Lately, we have been involved with Christian Schools Ministries. One exciting assignment was helping a school in Northern Manitoba, beyond where the roads go, and living on a Reserve where most of the people don't even have running water or out houses, and where the main language spoken is Oji-Cree. Conditions were rough but the blessings were tremendous. I worked with children between the ages of eight and twelve, and I watched as the Lord began to deal with each of the children. Before we left, four out of the five had given their hearts to the Lord. They began praying for the fifth, and a few months later I heard word that their prayers (and ours) had been answered.
Then the Father began to speak to me about going back to writing, but I wasn't sure that it was really what He wanted for me. You see, I had made a lot of mistakes in the past, the greatest of which was rooted in the strong desire to promote Carol Flett. If I started writing, wouldn't I run into the same snares? I wanted nothing more to do with anything that would necessitate my own personal promotion. But it continued to play on my mind until I begged the Lord to show me what I should do.
This is what He directed me to:
Ps 78:3. "I will open my mouth in a parable which we have heard and known, and our fathers have told us.I knew that Mom's story was a wonderful testimony of the workings of God. Still, I was not totally sure that I wasn't just wasting time, but when I opened my Bible and saw a long tedious genealogy, I realized that God went to a lot of trouble to keep a record of parents and grand parents. After that I flipped over in the Bible to another passage. It opened to me at Psalm 145:4.
4. We will not hide them from their children, showing to the generation to come, the praises of the LORD, and his strength, and his wonderful works that he hath done.
5. For he established a testimony in Jacob, and appointed a law in Israel, which he commanded our fathers, that they should make them known to their children:
6. That the generation to come might know them, even the children which should be born; who should arise and declare them to their children:
7. That they might set their hope in God, and not forget the works of God, but keep his commandments:"
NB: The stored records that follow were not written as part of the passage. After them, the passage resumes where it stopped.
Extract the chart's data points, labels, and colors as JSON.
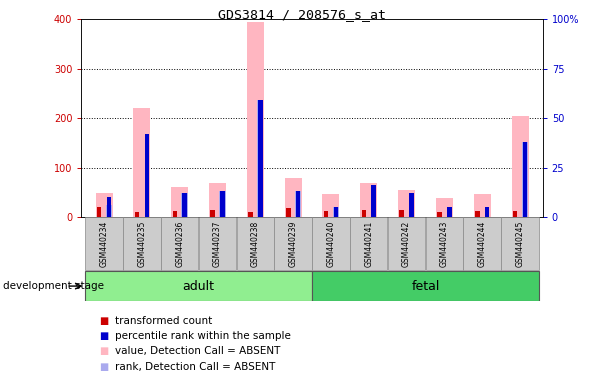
{
  "title": "GDS3814 / 208576_s_at",
  "samples": [
    "GSM440234",
    "GSM440235",
    "GSM440236",
    "GSM440237",
    "GSM440238",
    "GSM440239",
    "GSM440240",
    "GSM440241",
    "GSM440242",
    "GSM440243",
    "GSM440244",
    "GSM440245"
  ],
  "groups": [
    {
      "label": "adult",
      "indices": [
        0,
        1,
        2,
        3,
        4,
        5
      ],
      "color": "#90EE90"
    },
    {
      "label": "fetal",
      "indices": [
        6,
        7,
        8,
        9,
        10,
        11
      ],
      "color": "#44CC66"
    }
  ],
  "transformed_count": [
    20,
    10,
    12,
    15,
    10,
    18,
    12,
    15,
    14,
    10,
    12,
    13
  ],
  "percentile_rank": [
    10,
    42,
    12,
    13,
    59,
    13,
    5,
    16,
    12,
    5,
    5,
    38
  ],
  "value_absent": [
    48,
    220,
    60,
    68,
    395,
    78,
    46,
    68,
    55,
    38,
    46,
    205
  ],
  "rank_absent_pct": [
    6,
    0,
    12,
    13,
    59,
    13,
    5,
    0,
    0,
    0,
    0,
    38
  ],
  "ylim_left": [
    0,
    400
  ],
  "ylim_right": [
    0,
    100
  ],
  "yticks_left": [
    0,
    100,
    200,
    300,
    400
  ],
  "yticks_right": [
    0,
    25,
    50,
    75,
    100
  ],
  "color_transformed": "#CC0000",
  "color_percentile": "#0000CC",
  "color_value_absent": "#FFB6C1",
  "color_rank_absent": "#AAAAEE",
  "dev_stage_label": "development stage",
  "legend_items": [
    {
      "label": "transformed count",
      "color": "#CC0000"
    },
    {
      "label": "percentile rank within the sample",
      "color": "#0000CC"
    },
    {
      "label": "value, Detection Call = ABSENT",
      "color": "#FFB6C1"
    },
    {
      "label": "rank, Detection Call = ABSENT",
      "color": "#AAAAEE"
    }
  ]
}
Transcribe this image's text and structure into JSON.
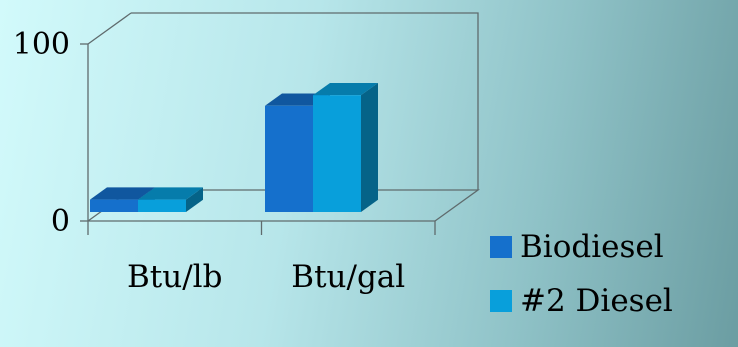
{
  "chart_data": {
    "type": "bar",
    "categories": [
      "Btu/lb",
      "Btu/gal"
    ],
    "series": [
      {
        "name": "Biodiesel",
        "values": [
          7,
          60
        ],
        "color": "#1570cc"
      },
      {
        "name": "#2 Diesel",
        "values": [
          7,
          66
        ],
        "color": "#089fdb"
      }
    ],
    "y_tick_labels": [
      "0",
      "100"
    ],
    "ylim": [
      0,
      100
    ],
    "legend": "bottom-right",
    "grid": false,
    "three_d": true
  }
}
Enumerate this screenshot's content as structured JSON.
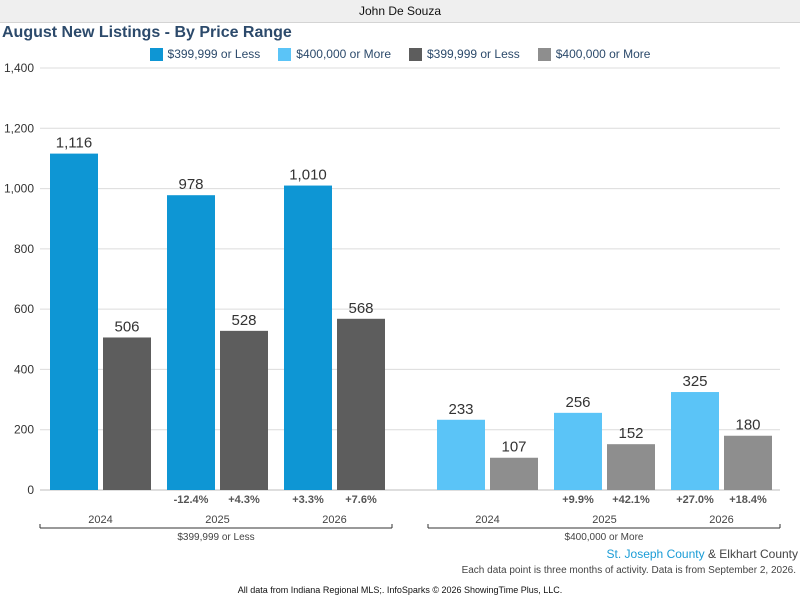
{
  "header": {
    "agent_name": "John De Souza"
  },
  "chart_data": {
    "type": "bar",
    "title": "August New Listings - By Price Range",
    "ylim": [
      0,
      1400
    ],
    "yticks": [
      0,
      200,
      400,
      600,
      800,
      1000,
      1200,
      1400
    ],
    "ytick_labels": [
      "0",
      "200",
      "400",
      "600",
      "800",
      "1,000",
      "1,200",
      "1,400"
    ],
    "grid": true,
    "legend_position": "top-center",
    "legend": [
      {
        "label": "$399,999 or Less",
        "color": "#0e96d4"
      },
      {
        "label": "$400,000 or More",
        "color": "#5bc4f7"
      },
      {
        "label": "$399,999 or Less",
        "color": "#5d5d5d"
      },
      {
        "label": "$400,000 or More",
        "color": "#8e8e8e"
      }
    ],
    "groups": [
      {
        "name": "$399,999 or Less",
        "categories": [
          "2024",
          "2025",
          "2026"
        ],
        "series": [
          {
            "region": "St. Joseph County",
            "color": "#0e96d4",
            "values": [
              1116,
              978,
              1010
            ],
            "value_labels": [
              "1,116",
              "978",
              "1,010"
            ],
            "changes": [
              "",
              "-12.4%",
              "+3.3%"
            ]
          },
          {
            "region": "Elkhart County",
            "color": "#5d5d5d",
            "values": [
              506,
              528,
              568
            ],
            "value_labels": [
              "506",
              "528",
              "568"
            ],
            "changes": [
              "",
              "+4.3%",
              "+7.6%"
            ]
          }
        ]
      },
      {
        "name": "$400,000 or More",
        "categories": [
          "2024",
          "2025",
          "2026"
        ],
        "series": [
          {
            "region": "St. Joseph County",
            "color": "#5bc4f7",
            "values": [
              233,
              256,
              325
            ],
            "value_labels": [
              "233",
              "256",
              "325"
            ],
            "changes": [
              "",
              "+9.9%",
              "+27.0%"
            ]
          },
          {
            "region": "Elkhart County",
            "color": "#8e8e8e",
            "values": [
              107,
              152,
              180
            ],
            "value_labels": [
              "107",
              "152",
              "180"
            ],
            "changes": [
              "",
              "+42.1%",
              "+18.4%"
            ]
          }
        ]
      }
    ]
  },
  "footer": {
    "region1": "St. Joseph County",
    "region_joiner": "&",
    "region2": "Elkhart County",
    "note": "Each data point is three months of activity. Data is from September 2, 2026.",
    "source": "All data from Indiana Regional MLS;. InfoSparks © 2026 ShowingTime Plus, LLC."
  }
}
"One generation shall praise thy works to another, and shall declare thy mighty acts."And verse 2 says
"Every day will I bless thee."I believed my writing would bless him, and I knew that I would have to do it every day. My husband reminded me that my painting did not have much potential for winning souls to the Lord but my writing could. I started back to my writing.
I now have five books in print. "Susie's Story", "Susie's Journey", "Susie's Calling" , "Gang Trouble", and a picture book, "Lost". I believe that the Lord Jesus is using these books, and is placing them where He wants them to be placed. I am amazed at how He has been in control of distribution.
Occasionally I hear of lives that have been touched by my stories and this really excites me. It's why I do what I do. There is no greater thrill than to have some small part in seeing a soul accept the Lord Jesus into their heart and life.
Since writing this testimony my situation has changed and I am now a widow. I still look to my Heavenly Father to direct every step I take, and I still pray that I can be used to help others. I pray that my blogs help some soul along life's journey.